The Girl in the Love Song (Lost Boys #1)(89)
“Daddy?”
He smiled weakly. “Hey, pumpkin. We have some bad news.”
“I’m sure she gathered that,” Mom snapped but without much energy. She waved a hand. “Sorry. I’m sorry. Just tell her already. Or I will.”
“Be my guest.”
Mom huffed a breath and faced me. “First, let me say this isn’t your fault. You’re going to think it is, but it’s not. It’s the result of years’ accumulation of bad ideas, compounded by mistakes we made.”
“Okay.”
Mom heaved another breath. “Your applications for financial aid have triggered an IRS audit of our finances. Under normal circumstances, this wouldn’t be a big deal.

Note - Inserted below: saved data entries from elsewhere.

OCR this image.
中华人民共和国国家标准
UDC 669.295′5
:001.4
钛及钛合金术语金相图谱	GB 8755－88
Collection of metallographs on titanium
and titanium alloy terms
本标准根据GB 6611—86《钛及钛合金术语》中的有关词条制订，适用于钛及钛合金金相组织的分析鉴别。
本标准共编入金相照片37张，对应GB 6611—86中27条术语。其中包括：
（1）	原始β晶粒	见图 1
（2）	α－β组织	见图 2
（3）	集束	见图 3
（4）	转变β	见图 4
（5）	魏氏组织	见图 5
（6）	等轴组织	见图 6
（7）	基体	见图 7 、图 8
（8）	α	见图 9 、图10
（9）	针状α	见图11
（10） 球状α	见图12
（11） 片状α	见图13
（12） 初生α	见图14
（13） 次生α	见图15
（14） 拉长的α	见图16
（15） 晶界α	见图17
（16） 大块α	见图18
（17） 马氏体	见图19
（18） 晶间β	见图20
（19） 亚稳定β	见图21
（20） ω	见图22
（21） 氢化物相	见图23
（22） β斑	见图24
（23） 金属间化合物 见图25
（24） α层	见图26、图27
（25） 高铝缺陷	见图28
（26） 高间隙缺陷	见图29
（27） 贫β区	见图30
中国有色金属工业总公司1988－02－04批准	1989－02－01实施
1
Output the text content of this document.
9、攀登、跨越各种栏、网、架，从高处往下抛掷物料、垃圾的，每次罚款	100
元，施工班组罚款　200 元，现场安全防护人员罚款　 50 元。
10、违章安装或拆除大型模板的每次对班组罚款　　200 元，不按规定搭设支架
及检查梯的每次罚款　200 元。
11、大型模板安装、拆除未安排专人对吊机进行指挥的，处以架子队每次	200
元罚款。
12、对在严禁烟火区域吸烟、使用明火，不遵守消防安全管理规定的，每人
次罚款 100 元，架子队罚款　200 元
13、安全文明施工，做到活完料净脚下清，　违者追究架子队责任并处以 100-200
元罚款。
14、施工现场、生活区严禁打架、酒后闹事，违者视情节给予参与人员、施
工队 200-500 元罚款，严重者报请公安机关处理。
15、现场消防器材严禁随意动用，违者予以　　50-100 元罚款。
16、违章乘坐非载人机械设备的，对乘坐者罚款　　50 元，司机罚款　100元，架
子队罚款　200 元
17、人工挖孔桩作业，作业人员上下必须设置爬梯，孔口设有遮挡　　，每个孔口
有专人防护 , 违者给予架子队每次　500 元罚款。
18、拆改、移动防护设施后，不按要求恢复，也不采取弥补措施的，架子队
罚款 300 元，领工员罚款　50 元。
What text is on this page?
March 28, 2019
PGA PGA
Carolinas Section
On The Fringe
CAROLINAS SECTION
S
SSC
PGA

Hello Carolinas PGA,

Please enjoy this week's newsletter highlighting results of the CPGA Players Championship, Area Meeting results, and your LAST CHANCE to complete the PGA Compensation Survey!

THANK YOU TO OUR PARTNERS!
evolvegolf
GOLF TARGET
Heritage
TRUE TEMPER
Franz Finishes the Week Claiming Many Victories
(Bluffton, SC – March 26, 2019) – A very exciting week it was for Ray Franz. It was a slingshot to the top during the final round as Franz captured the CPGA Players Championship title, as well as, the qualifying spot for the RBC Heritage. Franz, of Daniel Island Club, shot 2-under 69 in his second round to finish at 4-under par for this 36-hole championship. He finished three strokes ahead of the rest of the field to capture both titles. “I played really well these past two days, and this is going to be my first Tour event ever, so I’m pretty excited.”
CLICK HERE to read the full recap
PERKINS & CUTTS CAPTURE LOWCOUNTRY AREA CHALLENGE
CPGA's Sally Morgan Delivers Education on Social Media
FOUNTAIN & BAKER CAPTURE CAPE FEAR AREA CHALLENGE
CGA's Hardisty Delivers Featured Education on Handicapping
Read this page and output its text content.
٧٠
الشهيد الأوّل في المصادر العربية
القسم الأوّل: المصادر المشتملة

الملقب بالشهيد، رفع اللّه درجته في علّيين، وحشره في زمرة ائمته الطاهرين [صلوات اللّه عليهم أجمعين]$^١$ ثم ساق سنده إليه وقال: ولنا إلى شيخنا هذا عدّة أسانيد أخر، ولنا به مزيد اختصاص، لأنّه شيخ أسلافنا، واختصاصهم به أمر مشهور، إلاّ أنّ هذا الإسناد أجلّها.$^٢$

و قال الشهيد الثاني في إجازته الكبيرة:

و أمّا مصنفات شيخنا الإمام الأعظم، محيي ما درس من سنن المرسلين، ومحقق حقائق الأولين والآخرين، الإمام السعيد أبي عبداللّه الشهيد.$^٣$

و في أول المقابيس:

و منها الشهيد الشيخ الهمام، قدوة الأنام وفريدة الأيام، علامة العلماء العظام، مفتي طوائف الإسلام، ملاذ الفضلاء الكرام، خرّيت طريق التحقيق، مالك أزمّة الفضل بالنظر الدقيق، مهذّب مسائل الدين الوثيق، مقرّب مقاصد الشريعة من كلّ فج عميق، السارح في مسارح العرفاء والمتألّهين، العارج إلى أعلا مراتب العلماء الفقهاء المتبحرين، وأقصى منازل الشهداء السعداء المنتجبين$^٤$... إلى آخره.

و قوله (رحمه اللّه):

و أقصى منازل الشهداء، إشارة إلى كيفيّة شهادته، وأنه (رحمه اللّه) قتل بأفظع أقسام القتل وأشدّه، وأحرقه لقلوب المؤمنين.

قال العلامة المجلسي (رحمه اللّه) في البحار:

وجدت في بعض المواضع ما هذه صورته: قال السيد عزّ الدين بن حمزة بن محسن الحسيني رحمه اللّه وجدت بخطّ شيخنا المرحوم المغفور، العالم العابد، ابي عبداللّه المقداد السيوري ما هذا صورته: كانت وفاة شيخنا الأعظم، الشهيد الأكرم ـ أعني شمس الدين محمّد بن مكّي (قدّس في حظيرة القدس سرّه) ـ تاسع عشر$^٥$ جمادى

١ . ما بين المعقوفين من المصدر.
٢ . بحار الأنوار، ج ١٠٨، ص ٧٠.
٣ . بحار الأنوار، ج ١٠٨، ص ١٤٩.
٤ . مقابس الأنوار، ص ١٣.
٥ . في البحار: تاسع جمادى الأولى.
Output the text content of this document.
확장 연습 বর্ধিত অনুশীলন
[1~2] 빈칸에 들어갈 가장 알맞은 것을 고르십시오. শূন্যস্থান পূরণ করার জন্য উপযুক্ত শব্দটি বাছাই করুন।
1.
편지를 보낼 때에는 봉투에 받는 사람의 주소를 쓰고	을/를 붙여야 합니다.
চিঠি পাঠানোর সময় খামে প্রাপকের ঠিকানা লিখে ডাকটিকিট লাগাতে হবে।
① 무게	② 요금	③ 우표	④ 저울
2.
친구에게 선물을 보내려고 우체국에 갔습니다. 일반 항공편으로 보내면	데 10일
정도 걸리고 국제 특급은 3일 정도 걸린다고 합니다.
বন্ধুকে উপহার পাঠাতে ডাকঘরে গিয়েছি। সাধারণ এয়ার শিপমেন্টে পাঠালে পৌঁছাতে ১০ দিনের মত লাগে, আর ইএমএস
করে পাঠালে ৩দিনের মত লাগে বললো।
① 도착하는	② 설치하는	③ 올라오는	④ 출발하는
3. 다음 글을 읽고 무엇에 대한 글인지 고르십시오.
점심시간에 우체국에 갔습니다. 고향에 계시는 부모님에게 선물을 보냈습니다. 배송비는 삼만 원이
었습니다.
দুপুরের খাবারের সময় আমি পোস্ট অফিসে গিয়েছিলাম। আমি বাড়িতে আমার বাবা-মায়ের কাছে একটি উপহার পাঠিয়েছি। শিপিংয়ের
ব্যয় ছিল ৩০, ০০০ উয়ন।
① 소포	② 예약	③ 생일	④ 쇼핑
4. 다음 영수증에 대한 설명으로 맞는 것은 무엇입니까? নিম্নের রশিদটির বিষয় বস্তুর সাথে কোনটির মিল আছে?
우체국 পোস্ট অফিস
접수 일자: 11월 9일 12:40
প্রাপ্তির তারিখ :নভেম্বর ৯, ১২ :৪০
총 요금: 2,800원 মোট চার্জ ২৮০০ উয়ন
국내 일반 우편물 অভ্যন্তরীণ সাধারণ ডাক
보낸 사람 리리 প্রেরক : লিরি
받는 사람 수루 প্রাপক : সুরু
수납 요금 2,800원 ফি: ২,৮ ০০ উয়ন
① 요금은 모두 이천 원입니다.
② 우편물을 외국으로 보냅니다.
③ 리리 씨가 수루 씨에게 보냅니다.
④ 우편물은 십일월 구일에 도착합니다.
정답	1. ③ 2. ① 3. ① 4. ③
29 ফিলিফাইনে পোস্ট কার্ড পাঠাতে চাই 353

But…”
“But we’re broke,” Dad said. “More than broke.”
“We’re completely screwed.” Mom sipped from a coffee cup that I wasn’t sure contained only coffee.
I stared between them. “What happened?”
“A few years ago, I got in some trouble,” Dad said. “I developed an app. It was supposed to be a smash, but the deal fell through.”
“It fell through because your father stole code from another developer working on a similar app,” Mom said.
Dad shook his head at her, his lips drawn down in pure malice. “I stole nothing,” he seethed. “But yes…there was a patent already pending that I foolishly ignored. They sued me, and it took everything we had to keep it quiet or else we’d be ruined.”
“That’s where my college fund went?” I asked. “To cover the lawsuit?”
“Not just that,” Mom said, shifting in her seat. “The lawsuit judgement was more than we could handle. They were set to take our house, the cars. The lifestyle we have would vanish.”
“And your mother couldn’t handle that,” Dad said acidly, and I realized with a pang, there was no love left between them. Not one iota.
“And you could?” Mom snapped back at him. “To admit to the world we were ruined? I plugged a hole in the leaky damn.”
“How?” I asked, despite having no desire to hear the answer.
“I stopped paying the taxes,” Mom said.
I gaped. “You did what?”
“To keep money in the bank. I fired our tax guy and told him we were going with another firm. Your father assured me that his next deal would put us back on top. We could pay it all back. But no new magic deal ever materialized. Somehow, we stayed under the IRS’s radar until now.”
“Until I filed for financial aid.” I slumped back in the chair, my gaze going to the papers on the desk. “That’s why you couldn’t get a divorce.”
Dad nodded. “We didn’t want to show a judge the true state of our finances.”
“What happens now?” My glance darted between them, fear squeezing the breath out of me. “Not paying taxes is a big deal. Are you…going to jail?”
“No, thank God,” Dad said. “My friend, Charlie…you remember him? He’s an attorney, and he’s agreed to help us get out of the mess, pro bono. We have to sell the house, all of our assets, and put it toward the IRS debt.”
“Sell the house…”
The house I’d lived in my whole life. My home. I gripped the kitchen table where I’d once sat in a highchair, Mom spooning me food and Dad making silly faces. Where we’d eaten thousands of meals together, laughing and happy, in a time that was growing more faded and distant by the second.
“Where will we live?” I asked.
“Your father and I will separate,” Mom said. “I’ll be moving back in with Grandma in Portland.”
“I’ll be staying with Uncle Tony,” Dad said.
“In Ohio?”
He nodded miserably.
“And…what about me?”
Mom bit her lip and looked away.
Dad tried to smile. “Well, honey, that’s up to you.”
I stared. “You want me to choose between you and Mom?” The idea made me sick, but then I realized my fate was already decided for me. “No, forget it. I’m not going with either one of you. Baylor is going to give me a full ride.”
“Baylor?” Dad’s eyes widened. “That’s a wonderful school. Congratulations, honey.”
His tearful pride threatened to wreck me.
“Are they paying for everything?” Mom asked.
“Almost,” I said,. “I have some savings. I’ll find a place. Get a job. I’ll be fine.”
“We’re proud of you, pumpkin,” Dad said. “So proud. So much potential…and we failed you—”
“It’s okay, Dad,” I said abruptly. Nothing was okay, but I needed him to stop talking. His brokenness was too much to take. He was my father. He was supposed to be strong. Protective. Mom was supposed to be strong, too, and nurturing. They’d both been those things, once upon a time.
Mom took my hand, tears pricking her eyes. “Violet…I’m sorry. So sorry. And Jesus, tomorrow is your birthday…”
A sob burst out of her that she immediately covered with her hand. She pushed back from the table and ran from the room. Dad stood up too and patted my shoulder. He bent and kissed my head.